Where the config file looks like:

{
    "urls" : [
        "https://seattle.craigslist.org/search/seattle-wa/zip?lat=xx.xxxx&lon=-xxx.xxxx&search_distance=x.x#search=1~gallery~0~0"
    ],
    "send_email_alerts":"False",
    "src_email": "", 
    "dst_emails": "", 
    "email_key": "",
    "send_sms_alerts":"True",
    "src_phone_number" : "",
    "dst_phone_numbers" : "",
    "twilio_account_sid" : "",
    "twilio_auth_token" : "",
    "db_user": "",
    "db_password": ""
}

The url in the config file comes from going to the craigslist website and using their GUI to refine your search, in my case I used the map to circle a radius of 5.1 miles around my neighborhood. Any farther and I received way too many text messages.

I noticed while running this script that Craigslist batch posts ads with the rollout distributed instead of being universally available for everyone all at once. Looks like they post the ads about every 15 minutes or so, and I have seen posts on my phone posted up to 3 minutes before my bot notifies me that they’re available and vice versa.
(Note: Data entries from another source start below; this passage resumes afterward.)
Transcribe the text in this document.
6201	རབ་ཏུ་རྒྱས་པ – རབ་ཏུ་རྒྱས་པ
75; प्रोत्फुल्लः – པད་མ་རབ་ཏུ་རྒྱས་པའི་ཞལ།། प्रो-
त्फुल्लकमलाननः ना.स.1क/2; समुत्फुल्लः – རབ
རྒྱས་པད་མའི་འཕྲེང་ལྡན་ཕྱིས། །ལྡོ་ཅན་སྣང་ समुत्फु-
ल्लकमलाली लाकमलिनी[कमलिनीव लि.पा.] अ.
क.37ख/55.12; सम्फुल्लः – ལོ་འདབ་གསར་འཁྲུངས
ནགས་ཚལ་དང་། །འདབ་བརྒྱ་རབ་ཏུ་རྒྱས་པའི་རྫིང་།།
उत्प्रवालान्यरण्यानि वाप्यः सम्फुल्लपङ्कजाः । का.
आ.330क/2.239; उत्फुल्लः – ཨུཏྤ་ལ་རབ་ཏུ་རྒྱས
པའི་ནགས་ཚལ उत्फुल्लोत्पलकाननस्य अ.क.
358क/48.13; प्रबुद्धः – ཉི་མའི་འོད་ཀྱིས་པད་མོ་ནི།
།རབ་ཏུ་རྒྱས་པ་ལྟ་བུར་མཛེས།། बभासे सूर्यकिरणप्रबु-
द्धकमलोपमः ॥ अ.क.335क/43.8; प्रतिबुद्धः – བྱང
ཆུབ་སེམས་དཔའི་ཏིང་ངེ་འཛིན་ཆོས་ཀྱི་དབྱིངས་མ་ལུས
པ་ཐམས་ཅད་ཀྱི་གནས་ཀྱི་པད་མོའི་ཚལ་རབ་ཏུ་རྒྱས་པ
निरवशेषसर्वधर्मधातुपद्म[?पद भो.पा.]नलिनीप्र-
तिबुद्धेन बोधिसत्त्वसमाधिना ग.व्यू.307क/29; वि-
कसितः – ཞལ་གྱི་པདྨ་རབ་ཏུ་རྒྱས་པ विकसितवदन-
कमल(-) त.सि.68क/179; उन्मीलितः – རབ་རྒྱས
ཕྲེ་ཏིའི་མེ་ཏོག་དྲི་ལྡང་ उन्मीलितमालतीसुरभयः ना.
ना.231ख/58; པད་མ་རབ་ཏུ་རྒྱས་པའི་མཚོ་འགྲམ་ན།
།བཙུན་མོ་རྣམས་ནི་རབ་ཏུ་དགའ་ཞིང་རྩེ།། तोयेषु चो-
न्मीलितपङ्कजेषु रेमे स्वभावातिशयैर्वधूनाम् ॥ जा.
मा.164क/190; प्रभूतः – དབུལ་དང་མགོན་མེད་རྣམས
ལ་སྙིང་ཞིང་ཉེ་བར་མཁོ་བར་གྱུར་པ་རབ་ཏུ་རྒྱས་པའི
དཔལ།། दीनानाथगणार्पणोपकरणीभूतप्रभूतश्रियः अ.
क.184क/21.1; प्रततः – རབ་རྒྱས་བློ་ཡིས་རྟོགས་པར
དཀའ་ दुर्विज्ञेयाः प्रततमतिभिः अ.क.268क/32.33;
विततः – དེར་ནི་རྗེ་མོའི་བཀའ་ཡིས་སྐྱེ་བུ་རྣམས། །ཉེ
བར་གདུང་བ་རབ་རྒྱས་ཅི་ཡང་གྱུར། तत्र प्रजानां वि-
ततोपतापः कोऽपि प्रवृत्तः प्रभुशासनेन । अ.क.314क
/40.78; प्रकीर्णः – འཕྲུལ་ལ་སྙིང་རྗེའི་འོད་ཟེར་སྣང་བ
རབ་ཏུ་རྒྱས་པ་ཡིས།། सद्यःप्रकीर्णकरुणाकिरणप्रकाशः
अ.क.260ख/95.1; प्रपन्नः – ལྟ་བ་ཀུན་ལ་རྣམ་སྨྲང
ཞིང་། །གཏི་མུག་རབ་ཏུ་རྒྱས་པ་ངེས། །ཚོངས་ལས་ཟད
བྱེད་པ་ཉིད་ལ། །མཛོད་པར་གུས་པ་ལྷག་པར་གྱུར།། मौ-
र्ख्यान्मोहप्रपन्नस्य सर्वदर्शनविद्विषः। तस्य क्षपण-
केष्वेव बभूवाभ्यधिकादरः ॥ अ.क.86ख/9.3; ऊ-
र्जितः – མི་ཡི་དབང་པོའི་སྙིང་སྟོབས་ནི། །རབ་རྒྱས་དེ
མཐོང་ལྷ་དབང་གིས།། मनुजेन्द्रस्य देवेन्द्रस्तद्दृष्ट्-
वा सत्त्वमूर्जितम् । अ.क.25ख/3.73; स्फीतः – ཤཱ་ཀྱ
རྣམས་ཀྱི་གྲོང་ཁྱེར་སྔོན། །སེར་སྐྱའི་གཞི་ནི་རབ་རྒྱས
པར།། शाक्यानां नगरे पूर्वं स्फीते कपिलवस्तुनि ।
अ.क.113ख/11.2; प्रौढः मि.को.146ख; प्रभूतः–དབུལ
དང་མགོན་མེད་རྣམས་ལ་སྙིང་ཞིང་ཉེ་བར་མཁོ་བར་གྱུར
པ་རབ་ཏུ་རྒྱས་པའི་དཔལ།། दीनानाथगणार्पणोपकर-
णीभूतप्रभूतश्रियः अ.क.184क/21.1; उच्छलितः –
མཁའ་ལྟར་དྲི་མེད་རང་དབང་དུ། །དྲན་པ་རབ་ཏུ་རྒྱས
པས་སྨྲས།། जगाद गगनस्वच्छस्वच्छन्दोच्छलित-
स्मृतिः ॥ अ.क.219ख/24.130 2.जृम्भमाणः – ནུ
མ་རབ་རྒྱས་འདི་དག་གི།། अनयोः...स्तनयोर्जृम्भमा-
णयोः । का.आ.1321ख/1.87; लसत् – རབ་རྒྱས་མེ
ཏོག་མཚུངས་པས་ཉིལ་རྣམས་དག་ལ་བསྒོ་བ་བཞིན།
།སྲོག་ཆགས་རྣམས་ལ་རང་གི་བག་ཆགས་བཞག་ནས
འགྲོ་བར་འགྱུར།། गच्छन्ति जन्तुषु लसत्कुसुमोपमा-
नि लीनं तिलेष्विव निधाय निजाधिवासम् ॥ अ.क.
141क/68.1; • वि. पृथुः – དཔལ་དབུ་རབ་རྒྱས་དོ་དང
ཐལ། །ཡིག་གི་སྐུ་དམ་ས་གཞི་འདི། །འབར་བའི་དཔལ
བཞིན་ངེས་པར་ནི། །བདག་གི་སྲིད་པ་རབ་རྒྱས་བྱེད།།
So it’s not quite fish in a barrel when trying to get an item, there’s still some lottery luck that plays into it. After missing out on a TV I wanted, I made an iOS shortcut that will allows me to use a template to send emails so I can be that much faster and have that much more likihood of being the first emailer.

I’ve had trouble sharing the shortcut so i’ll just include a screenshot of it so you can replicate it yourself.

screenshot of the shortcut

Now I finally am the junkyard king of my neighborhood in seattle. If I see something that gets posted - I will have it. Since running the bot paired with my shortcut, I have only fumbled one connection. Usually I get a response that looks like this, which I receieved in response to picking up a Sony OLED 55XBR TV:

screenshot of email

Note the “you’re the first to respond - pretty quick” - when I tell you I felt smug, oh boy… This is how the people who used a bot to get a 4080 during the GPU crisis must have felt.